Small simplifications in GOR1 initialization phase.
Instead of using two stacks to weed out low-precedence initial
configurations with duplicate target state, let them remain on the
bottom of topsort stack, which effectively makes them ignored.
Ulya Trofimovich [Mon, 31 Dec 2018 12:08:42 +0000 (12:08 +0000)]
Added GTOP SSSP algorithm for computing epsilon-closure with POSIX disambiguation.
GTOP SSSP meand "Global Topsort Single Source Shortes Path".
It is well known that SSSP can be solved in linear time on DAGs (directed
acyclic graphs) by exploring graph nodes in topological order. In our case
TNFA is not a DAG (it may have cycles), but it is possible to compute fake
topologcal order by ignoring back edges.
The algorithm works by having a priority queue of nodes, where priorities
are indices of nodes in fake topological ordering. At each step, the node
with the minimal priority is popped from queue and explored. All nodes
reachable from it on admissible arcs are enqueued, unless they are already
on queue.
The resulting algorithm is of course not optimal: it can get stuck on
graphs with loops, because it will give priority to some of the loop nodes
compared to others for no good reason.
However the algorithm is simple and optimal for DAGs, therefore we keep it.
Ulya Trofimovich [Sat, 29 Dec 2018 00:06:28 +0000 (00:06 +0000)]
Use correct order when unreading files from lexer buffer.
In lexer buffer nested files come before outer files. In lexer file
stack, however, outer files go before nested files (nested are at the
top). We want to break from the unreading cycle early, therefore we
proceed in reverse order of file offsets in buffer and break as soon
as the end offset is less than cursor (current position).
Ulya Trofimovich [Tue, 13 Nov 2018 23:42:11 +0000 (23:42 +0000)]
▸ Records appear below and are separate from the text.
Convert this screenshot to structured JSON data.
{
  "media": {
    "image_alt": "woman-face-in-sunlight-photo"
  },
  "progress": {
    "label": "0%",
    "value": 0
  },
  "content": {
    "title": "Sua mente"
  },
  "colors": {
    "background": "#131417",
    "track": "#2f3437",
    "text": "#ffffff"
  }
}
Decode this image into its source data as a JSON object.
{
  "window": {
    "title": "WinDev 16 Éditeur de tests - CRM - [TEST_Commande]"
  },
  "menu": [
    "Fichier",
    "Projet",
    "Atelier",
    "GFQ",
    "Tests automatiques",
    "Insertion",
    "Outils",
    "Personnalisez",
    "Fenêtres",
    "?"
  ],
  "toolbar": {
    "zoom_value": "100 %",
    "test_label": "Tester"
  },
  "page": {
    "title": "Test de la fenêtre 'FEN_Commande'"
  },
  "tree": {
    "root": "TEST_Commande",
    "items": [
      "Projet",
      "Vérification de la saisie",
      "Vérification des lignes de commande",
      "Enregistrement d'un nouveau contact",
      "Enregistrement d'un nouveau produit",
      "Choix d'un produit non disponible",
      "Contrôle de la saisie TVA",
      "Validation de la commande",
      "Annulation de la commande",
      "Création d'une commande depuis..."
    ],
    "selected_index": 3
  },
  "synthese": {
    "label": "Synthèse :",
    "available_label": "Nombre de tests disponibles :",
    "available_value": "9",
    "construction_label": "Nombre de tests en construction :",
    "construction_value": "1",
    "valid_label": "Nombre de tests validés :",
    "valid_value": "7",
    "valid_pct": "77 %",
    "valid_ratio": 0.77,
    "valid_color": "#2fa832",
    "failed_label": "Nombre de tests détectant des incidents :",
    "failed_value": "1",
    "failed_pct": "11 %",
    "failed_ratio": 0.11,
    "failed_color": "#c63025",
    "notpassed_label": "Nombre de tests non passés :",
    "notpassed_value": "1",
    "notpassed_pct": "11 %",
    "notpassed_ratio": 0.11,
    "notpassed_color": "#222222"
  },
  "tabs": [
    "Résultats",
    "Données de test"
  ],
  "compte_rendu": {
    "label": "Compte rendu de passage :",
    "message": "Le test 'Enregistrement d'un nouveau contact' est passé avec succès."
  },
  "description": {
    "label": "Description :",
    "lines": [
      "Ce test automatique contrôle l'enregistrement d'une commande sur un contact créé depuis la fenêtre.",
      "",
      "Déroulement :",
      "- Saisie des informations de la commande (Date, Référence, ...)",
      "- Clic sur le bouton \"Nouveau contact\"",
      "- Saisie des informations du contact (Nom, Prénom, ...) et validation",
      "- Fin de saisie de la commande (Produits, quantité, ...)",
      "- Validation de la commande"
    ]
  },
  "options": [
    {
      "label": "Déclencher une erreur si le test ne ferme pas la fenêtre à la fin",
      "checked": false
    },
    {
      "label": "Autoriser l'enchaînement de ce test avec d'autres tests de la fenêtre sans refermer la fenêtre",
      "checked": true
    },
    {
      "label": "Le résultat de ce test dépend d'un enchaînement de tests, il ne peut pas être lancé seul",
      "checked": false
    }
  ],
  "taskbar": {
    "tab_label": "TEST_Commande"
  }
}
Fixed a couple of lexer/parser errors in flex mode (-F option).
This fixes bug #229: re2c option -F (flex syntax) broken,
reported by Robert van Engelen.
A well-formed example that caused syntax error (flex-style raw literal
followed by one or more spaces and a curly brace):
/*!re2c
a {}
*/
The faulty behaviour goes back as far as re2c-0.13.6 (and supposedly
before that): in flex mode, raw literal may occur in various contexts
both as a regexp (string literal) and an identifier (named definition,
condiiton name). RE2C uses lookahead to infer the context and determine
the appropriate type of lexer token, but it missed some cases.
The fix has two sides. First, if reduces the number of contexts where
the general lexer may encounter raw literal (by using specialized lexers
for condition lists <x,y,...,z> and condition goto => and :=>). Second,
it fixes the lookahead regexps used for context inference.
Also added a bunch of tests (generated by a script).
Ulya Trofimovich [Mon, 29 Oct 2018 23:00:50 +0000 (23:00 +0000)]
Fixed out of bounds read in lexer.
The error was caused by assuming that a sequence of zeroes (used for
padding in YYFILL) cannot form a valid lexeme suffix. This is not the
case with strings, as they may contain arbitrary characters. The fix
is to manually loop over string characters in lexer, stopping at each
zero to check if it's the end of input.
Found by american fuzzy lop (thanks to Henri Salo).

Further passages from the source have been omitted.